Two papers in this issue of Development investigate how the mechanical and geometric properties of plant tissues contribute to growth, and how they are developmentally regulated.

Plant growth involves coordinated expansion of multiple tissue layers; where imbalances in growth rates occur, this can lead to significant mechanical stress and tissue cracking. In the plant stem, the outer epidermal wall is thought to be a load-bearing layer under tension, confining expansion of the inner tissues that are under compression. Both biochemical and biomechanical cues are believed to be involved in coordinating growth between these layers such that the stem remains intact. Ali Ferjani and colleagues set out to test this model, using a mutant Arabidopsis strain, clv3-8 det3-1, that displays spontaneous cracking of the stem. The clv3-8 mutation promotes proliferation, while det3-1 mutants show reduction in cell wall stiffness. The authors provide evidence that the higher proliferation in these mutants correlates with increased mechanical stress in the epidermal layer and propose that this – combined with the weaker cell walls – leads to a loss of tissue integrity and cracking. Subsequently, the cracks relieve the tension, allowing increased expansion of the inner layer. Thus, these data support the idea that the epidermal layer acts as a load-bearing layer that constrains growth, and that mechanical feedback between inner and outer layers acts to coordinate growth of the plant stem.

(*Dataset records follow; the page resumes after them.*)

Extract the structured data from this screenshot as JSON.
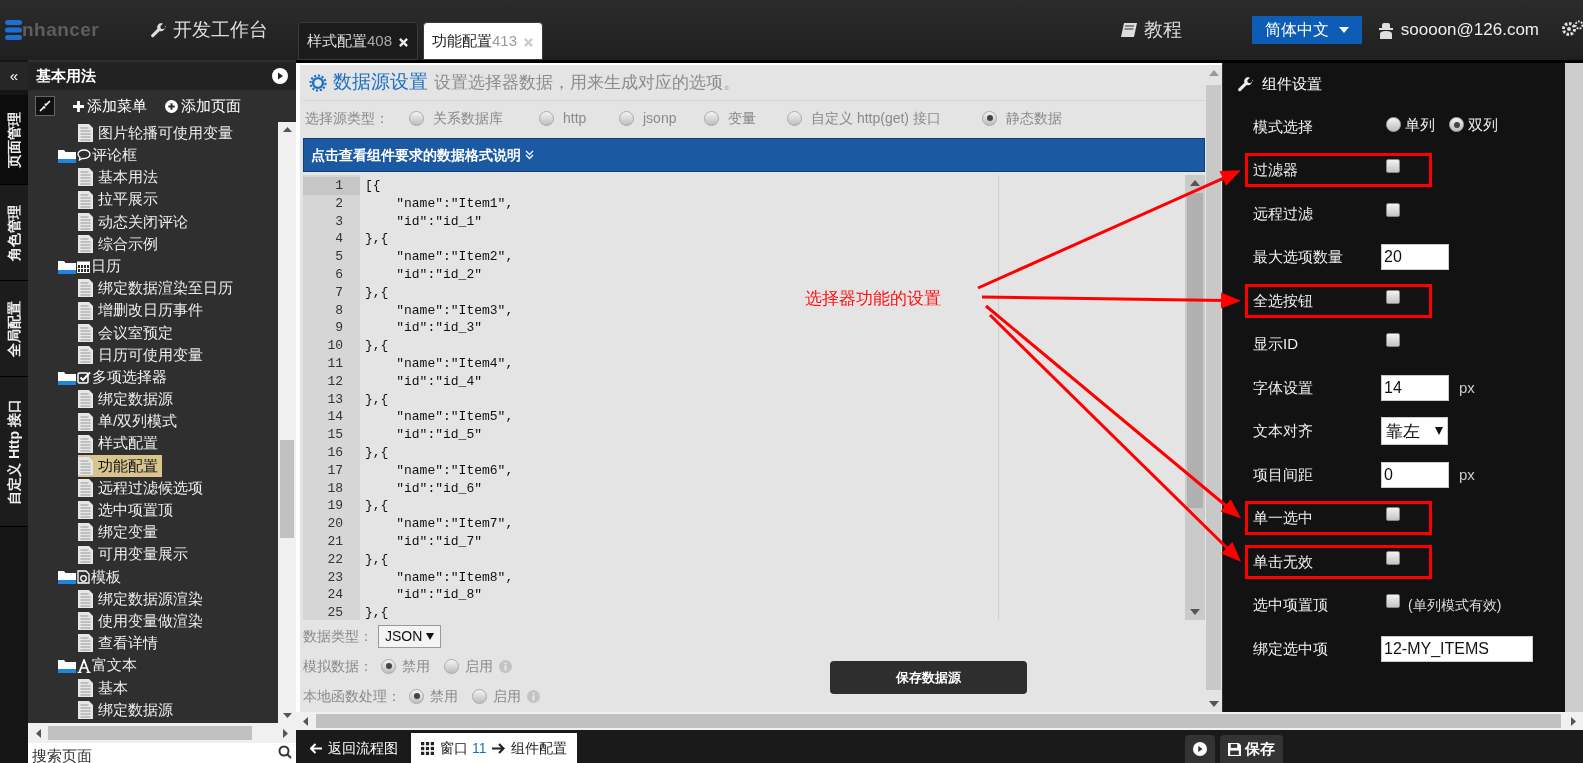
{
  "topbar": {
    "logo_text": "nhancer",
    "workbench": "开发工作台",
    "tabs": [
      {
        "label": "样式配置",
        "count": "408",
        "selected": false
      },
      {
        "label": "功能配置",
        "count": "413",
        "selected": true
      }
    ],
    "tutorial": "教程",
    "language": "简体中文",
    "user": "soooon@126.com"
  },
  "collapse": "«",
  "side_tabs": [
    {
      "label": "页面管理",
      "selected": true
    },
    {
      "label": "角色管理",
      "selected": false
    },
    {
      "label": "全局配置",
      "selected": false
    },
    {
      "label": "自定义 Http 接口",
      "selected": false
    }
  ],
  "sidebar": {
    "title": "基本用法",
    "actions": [
      "添加菜单",
      "添加页面"
    ],
    "tree": [
      {
        "kind": "page",
        "label": "图片轮播可使用变量",
        "selected": false
      },
      {
        "kind": "comment",
        "label": "评论框",
        "selected": false,
        "children": [
          {
            "kind": "page",
            "label": "基本用法",
            "selected": false
          },
          {
            "kind": "page",
            "label": "拉平展示",
            "selected": false
          },
          {
            "kind": "page",
            "label": "动态关闭评论",
            "selected": false
          },
          {
            "kind": "page",
            "label": "综合示例",
            "selected": false
          }
        ]
      },
      {
        "kind": "calendar",
        "label": "日历",
        "selected": false,
        "children": [
          {
            "kind": "page",
            "label": "绑定数据渲染至日历",
            "selected": false
          },
          {
            "kind": "page",
            "label": "增删改日历事件",
            "selected": false
          },
          {
            "kind": "page",
            "label": "会议室预定",
            "selected": false
          },
          {
            "kind": "page",
            "label": "日历可使用变量",
            "selected": false
          }
        ]
      },
      {
        "kind": "checklist",
        "label": "多项选择器",
        "selected": false,
        "children": [
          {
            "kind": "page",
            "label": "绑定数据源",
            "selected": false
          },
          {
            "kind": "page",
            "label": "单/双列模式",
            "selected": false
          },
          {
            "kind": "page",
            "label": "样式配置",
            "selected": false
          },
          {
            "kind": "page",
            "label": "功能配置",
            "selected": true
          },
          {
            "kind": "page",
            "label": "远程过滤候选项",
            "selected": false
          },
          {
            "kind": "page",
            "label": "选中项置顶",
            "selected": false
          },
          {
            "kind": "page",
            "label": "绑定变量",
            "selected": false
          },
          {
            "kind": "page",
            "label": "可用变量展示",
            "selected": false
          }
        ]
      },
      {
        "kind": "template",
        "label": "模板",
        "selected": false,
        "children": [
          {
            "kind": "page",
            "label": "绑定数据源渲染",
            "selected": false
          },
          {
            "kind": "page",
            "label": "使用变量做渲染",
            "selected": false
          },
          {
            "kind": "page",
            "label": "查看详情",
            "selected": false
          }
        ]
      },
      {
        "kind": "richtext",
        "label": "富文本",
        "selected": false,
        "children": [
          {
            "kind": "page",
            "label": "基本",
            "selected": false
          },
          {
            "kind": "page",
            "label": "绑定数据源",
            "selected": false
          }
        ]
      }
    ],
    "search": {
      "placeholder": "搜索页面"
    }
  },
  "center": {
    "title": "数据源设置",
    "subtitle": "设置选择器数据，用来生成对应的选项。",
    "source": {
      "label": "选择源类型：",
      "options": [
        {
          "label": "关系数据库",
          "selected": false
        },
        {
          "label": "http",
          "selected": false
        },
        {
          "label": "jsonp",
          "selected": false
        },
        {
          "label": "变量",
          "selected": false
        },
        {
          "label": "自定义 http(get) 接口",
          "selected": false
        },
        {
          "label": "静态数据",
          "selected": true
        }
      ]
    },
    "format_bar": "点击查看组件要求的数据格式说明",
    "editor": {
      "lines": [
        {
          "number": "1",
          "text": "[{",
          "active": true
        },
        {
          "number": "2",
          "text": "    \"name\":\"Item1\",",
          "active": false
        },
        {
          "number": "3",
          "text": "    \"id\":\"id_1\"",
          "active": false
        },
        {
          "number": "4",
          "text": "},{",
          "active": false
        },
        {
          "number": "5",
          "text": "    \"name\":\"Item2\",",
          "active": false
        },
        {
          "number": "6",
          "text": "    \"id\":\"id_2\"",
          "active": false
        },
        {
          "number": "7",
          "text": "},{",
          "active": false
        },
        {
          "number": "8",
          "text": "    \"name\":\"Item3\",",
          "active": false
        },
        {
          "number": "9",
          "text": "    \"id\":\"id_3\"",
          "active": false
        },
        {
          "number": "10",
          "text": "},{",
          "active": false
        },
        {
          "number": "11",
          "text": "    \"name\":\"Item4\",",
          "active": false
        },
        {
          "number": "12",
          "text": "    \"id\":\"id_4\"",
          "active": false
        },
        {
          "number": "13",
          "text": "},{",
          "active": false
        },
        {
          "number": "14",
          "text": "    \"name\":\"Item5\",",
          "active": false
        },
        {
          "number": "15",
          "text": "    \"id\":\"id_5\"",
          "active": false
        },
        {
          "number": "16",
          "text": "},{",
          "active": false
        },
        {
          "number": "17",
          "text": "    \"name\":\"Item6\",",
          "active": false
        },
        {
          "number": "18",
          "text": "    \"id\":\"id_6\"",
          "active": false
        },
        {
          "number": "19",
          "text": "},{",
          "active": false
        },
        {
          "number": "20",
          "text": "    \"name\":\"Item7\",",
          "active": false
        },
        {
          "number": "21",
          "text": "    \"id\":\"id_7\"",
          "active": false
        },
        {
          "number": "22",
          "text": "},{",
          "active": false
        },
        {
          "number": "23",
          "text": "    \"name\":\"Item8\",",
          "active": false
        },
        {
          "number": "24",
          "text": "    \"id\":\"id_8\"",
          "active": false
        },
        {
          "number": "25",
          "text": "},{",
          "active": false
        }
      ]
    },
    "data_type": {
      "label": "数据类型：",
      "value": "JSON"
    },
    "mock": {
      "label": "模拟数据：",
      "options": [
        {
          "label": "禁用",
          "selected": true
        },
        {
          "label": "启用",
          "selected": false
        }
      ]
    },
    "local": {
      "label": "本地函数处理：",
      "options": [
        {
          "label": "禁用",
          "selected": true
        },
        {
          "label": "启用",
          "selected": false
        }
      ]
    },
    "save": "保存数据源"
  },
  "settings": {
    "title": "组件设置",
    "rows": [
      {
        "kind": "radio",
        "label": "模式选择",
        "highlighted": false,
        "options": [
          {
            "label": "单列",
            "selected": false
          },
          {
            "label": "双列",
            "selected": true
          }
        ]
      },
      {
        "kind": "checkbox",
        "label": "过滤器",
        "checked": false,
        "highlighted": true
      },
      {
        "kind": "checkbox",
        "label": "远程过滤",
        "checked": false,
        "highlighted": false
      },
      {
        "kind": "input",
        "label": "最大选项数量",
        "value": "20",
        "highlighted": false
      },
      {
        "kind": "checkbox",
        "label": "全选按钮",
        "checked": false,
        "highlighted": true
      },
      {
        "kind": "checkbox",
        "label": "显示ID",
        "checked": false,
        "highlighted": false
      },
      {
        "kind": "input",
        "label": "字体设置",
        "value": "14",
        "unit": "px",
        "highlighted": false
      },
      {
        "kind": "select",
        "label": "文本对齐",
        "value": "靠左",
        "highlighted": false
      },
      {
        "kind": "input",
        "label": "项目间距",
        "value": "0",
        "unit": "px",
        "highlighted": false
      },
      {
        "kind": "checkbox",
        "label": "单一选中",
        "checked": false,
        "highlighted": true
      },
      {
        "kind": "checkbox",
        "label": "单击无效",
        "checked": false,
        "highlighted": true
      },
      {
        "kind": "checkbox",
        "label": "选中项置顶",
        "checked": false,
        "note": "(单列模式有效)",
        "highlighted": false
      },
      {
        "kind": "textfield",
        "label": "绑定选中项",
        "value": "12-MY_ITEMS",
        "highlighted": false
      }
    ]
  },
  "annotation": {
    "text": "选择器功能的设置"
  },
  "bottom": {
    "back": "返回流程图",
    "tab": {
      "label": "窗口",
      "number": "11",
      "target": "组件配置"
    },
    "save": "保存"
  }
}
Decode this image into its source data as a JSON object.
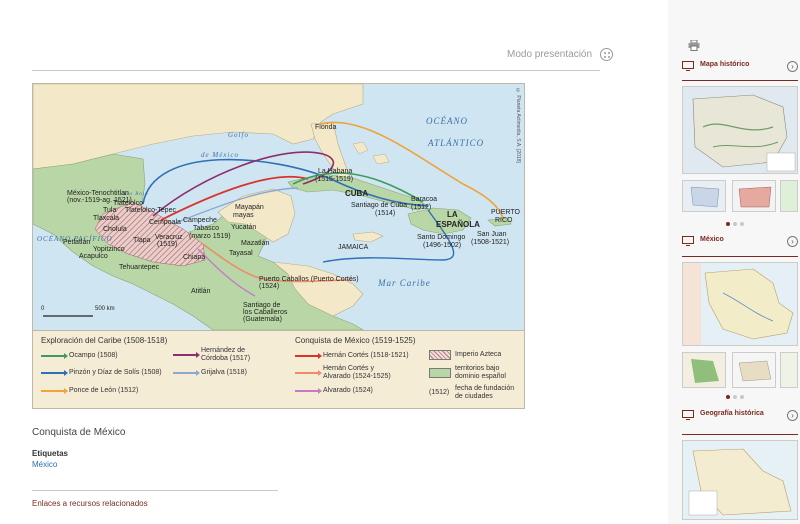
{
  "header": {
    "present_label": "Modo presentación"
  },
  "map": {
    "credit": "© Planeta Actimedia, S.A. [2018]",
    "seas": {
      "atlantic_1": "OCÉANO",
      "atlantic_2": "ATLÁNTICO",
      "gulf_1": "Golfo",
      "gulf_2": "de México",
      "caribbean": "Mar Caribe",
      "pacific": "OCÉANO PACÍFICO",
      "rio_rojo": "Río Rojo"
    },
    "places": {
      "florida": "Florida",
      "cuba": "CUBA",
      "la_habana": "La Habana",
      "la_habana_date": "(1515-1519)",
      "santiago": "Santiago de Cuba",
      "santiago_date": "(1514)",
      "baracoa": "Baracoa",
      "baracoa_date": "(1512)",
      "espanola_1": "LA",
      "espanola_2": "ESPAÑOLA",
      "santo_domingo": "Santo Domingo",
      "santo_domingo_date": "(1496-1502)",
      "puerto_rico_1": "PUERTO",
      "puerto_rico_2": "RICO",
      "san_juan": "San Juan",
      "san_juan_date": "(1508-1521)",
      "jamaica": "JAMAICA",
      "tenochtitlan": "México-Tenochtitlan",
      "tenochtitlan_date": "(nov.-1519-ag. 1521)",
      "tula": "Tula",
      "tlaxcala": "Tlaxcala",
      "cholula": "Cholula",
      "tlatelolco": "Tlatelolco",
      "tlatelolco_2": "Tlatelolco-Tepec",
      "cempoala": "Cempoala",
      "tlapa": "Tlapa",
      "veracruz": "Veracruz",
      "veracruz_date": "(1519)",
      "petlatlan": "Petlatlán",
      "yopitzinco": "Yopitzinco",
      "acapulco": "Acapulco",
      "tehuantepec": "Tehuantepec",
      "campeche": "Campeche",
      "tabasco": "Tabasco",
      "tabasco_date": "(marzo 1519)",
      "mayapan": "Mayapán",
      "mayas": "mayas",
      "yucatan": "Yucatán",
      "mazatlan": "Mazatlán",
      "tayasal": "Tayasal",
      "chiapa": "Chiapa",
      "atitlan": "Atitlán",
      "puerto_caballos": "Puerto Caballos (Puerto Cortés)",
      "puerto_caballos_date": "(1524)",
      "santiago_caballeros": "Santiago de",
      "santiago_caballeros_2": "los Caballeros",
      "santiago_caballeros_3": "(Guatemala)"
    },
    "scale_min": "0",
    "scale_max": "500 km"
  },
  "legend": {
    "exploration_title": "Exploración del Caribe (1508-1518)",
    "conquest_title": "Conquista de México (1519-1525)",
    "exploration": [
      {
        "label": "Ocampo (1508)",
        "color": "#3e9b5d"
      },
      {
        "label": "Pinzón y Díaz de Solís (1508)",
        "color": "#2e6fb8"
      },
      {
        "label": "Ponce de León (1512)",
        "color": "#f0a33b"
      },
      {
        "label": "Hernández de Córdoba (1517)",
        "color": "#8d2f6f"
      },
      {
        "label": "Grijalva (1518)",
        "color": "#8aa9cf"
      }
    ],
    "conquest": [
      {
        "label": "Hernán Cortés (1518-1521)",
        "color": "#d8342d"
      },
      {
        "label": "Hernán Cortés y Alvarado (1524-1525)",
        "color": "#f08a6a"
      },
      {
        "label": "Alvarado (1524)",
        "color": "#c57bc4"
      }
    ],
    "areas": [
      {
        "label": "Imperio Azteca"
      },
      {
        "label": "territorios bajo dominio español"
      }
    ],
    "foundation_num": "(1512)",
    "foundation_label": "fecha de fundación de ciudades"
  },
  "content": {
    "caption": "Conquista de México",
    "tags_title": "Etiquetas",
    "tag": "México",
    "related": "Enlaces a recursos relacionados"
  },
  "sidebar": {
    "panels": [
      {
        "title": "Mapa histórico"
      },
      {
        "title": "México"
      },
      {
        "title": "Geografía histórica"
      }
    ]
  },
  "colors": {
    "accent": "#7a2a1e",
    "link": "#2d6fb5",
    "sea": "#cfe6f2",
    "land": "#f3e9c9"
  }
}
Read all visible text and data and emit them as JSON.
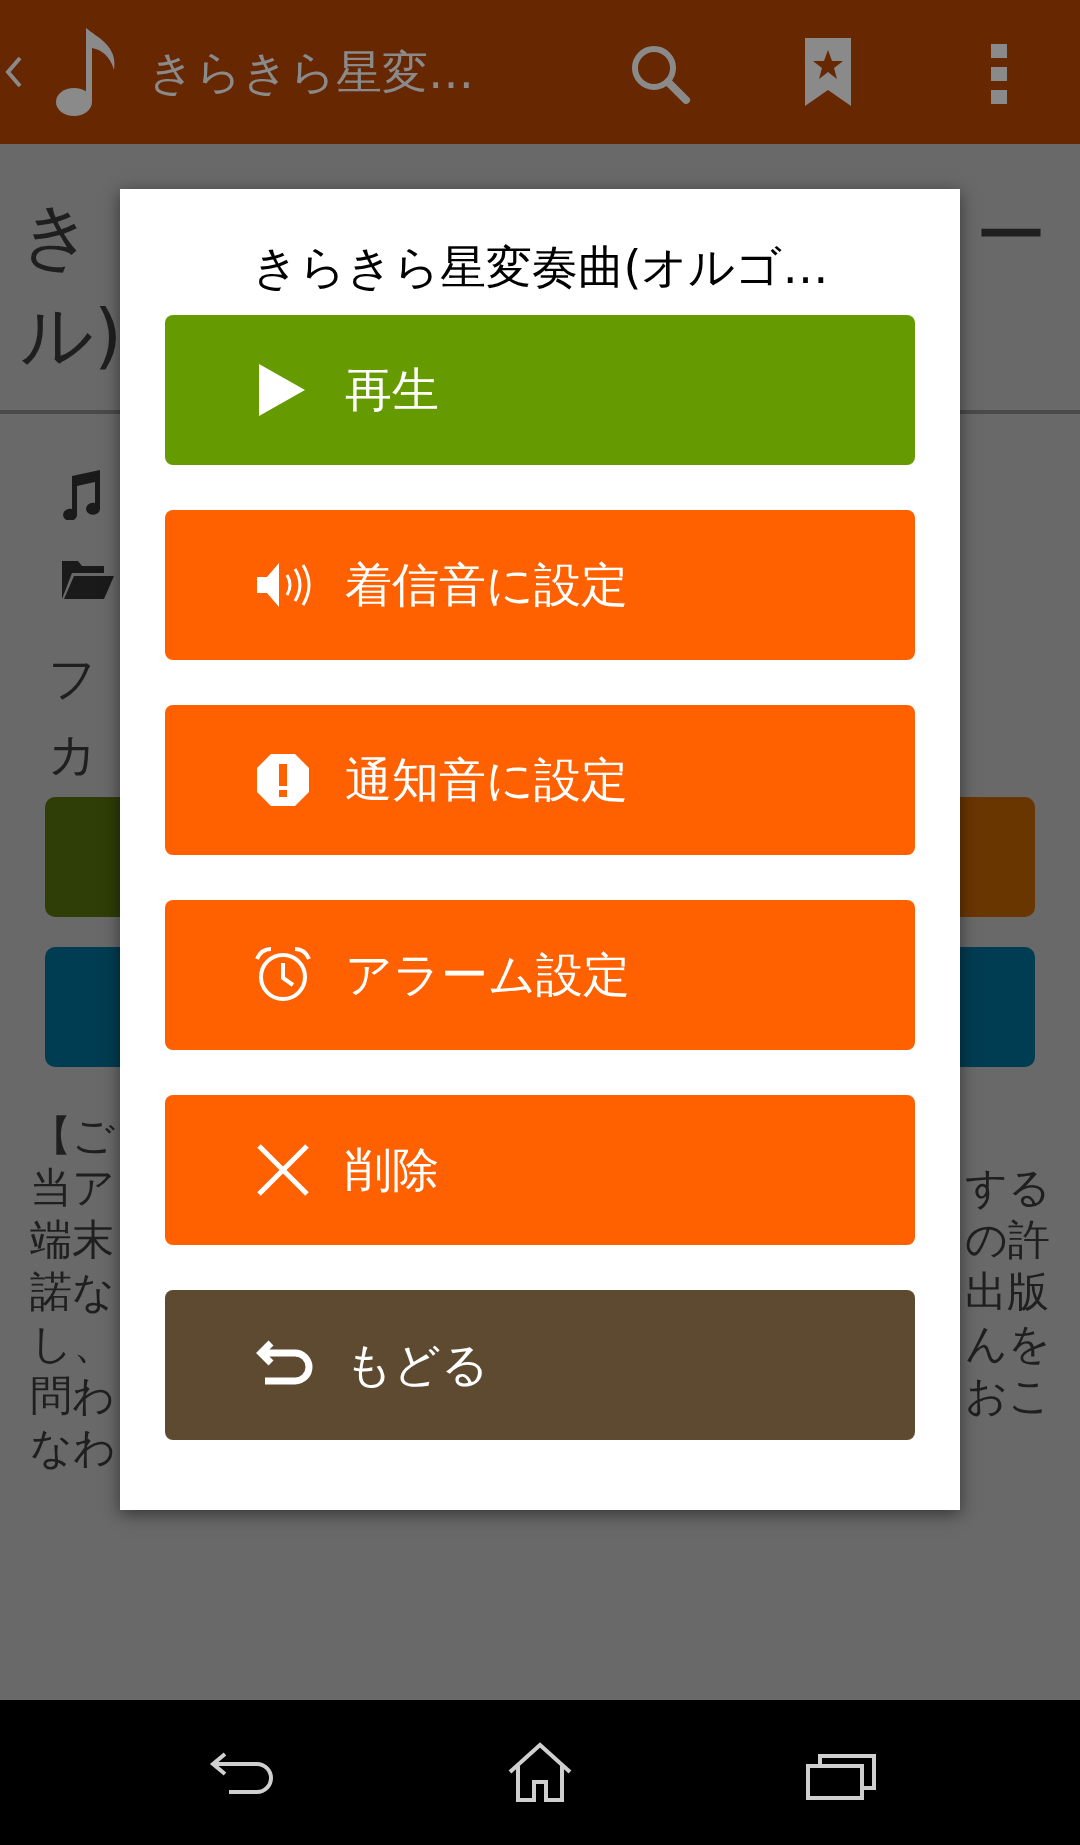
{
  "app_bar": {
    "title": "きらきら星変…"
  },
  "background": {
    "heading_left": [
      "き",
      "ル)"
    ],
    "heading_right": [
      "ー"
    ],
    "left_fragments": [
      "フ",
      "カ"
    ],
    "notice_left": [
      "【ご",
      "当ア",
      "端末",
      "諾な",
      "し、",
      "問わ",
      "なわ"
    ],
    "notice_right": [
      "する",
      "の許",
      "出版",
      "んを",
      "おこ"
    ]
  },
  "dialog": {
    "title": "きらきら星変奏曲(オルゴ…",
    "buttons": [
      {
        "kind": "play",
        "label": "再生",
        "color": "#659a00"
      },
      {
        "kind": "ringtone",
        "label": "着信音に設定",
        "color": "#ff6000"
      },
      {
        "kind": "notification",
        "label": "通知音に設定",
        "color": "#ff6000"
      },
      {
        "kind": "alarm",
        "label": "アラーム設定",
        "color": "#ff6000"
      },
      {
        "kind": "delete",
        "label": "削除",
        "color": "#ff6000"
      },
      {
        "kind": "back",
        "label": "もどる",
        "color": "#5e4a30"
      }
    ]
  }
}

Plant root tips must be able to efficiently penetrate soil without losing mechanical integrity. The domed shape of root tips appears highly conserved across species, suggesting that their shape may be under evolutionary constraint. Using morphometric analysis and mathematical modelling, Tatsuaki Goh, Koichi Fujimoto and colleagues investigate how root tip shape is defined – from both a geometric and a developmental perspective. They first show that the shape of primary and lateral root tips in Arabidopsis, and in several other species, can best be described by a catenary curve: the curve described by a free-hanging chain suspended between two points. Mechanically, generating such a curve in a growing structure requires the existence of a sharp boundary between a proliferating and non-proliferating region at the lateral edge of the root primordium, along with spatially uniform unidirectional tissue growth within the growing tip. Arabidopsis root primordia display both these characteristics, and mutants that disrupt either requirement lead to a deviation from the catenary shape. The authors further show – computationally – that mechanical force is uniformly distributed across the surface of a root tip with a catenary curve, and propose that this may aid efficient penetration into the soil.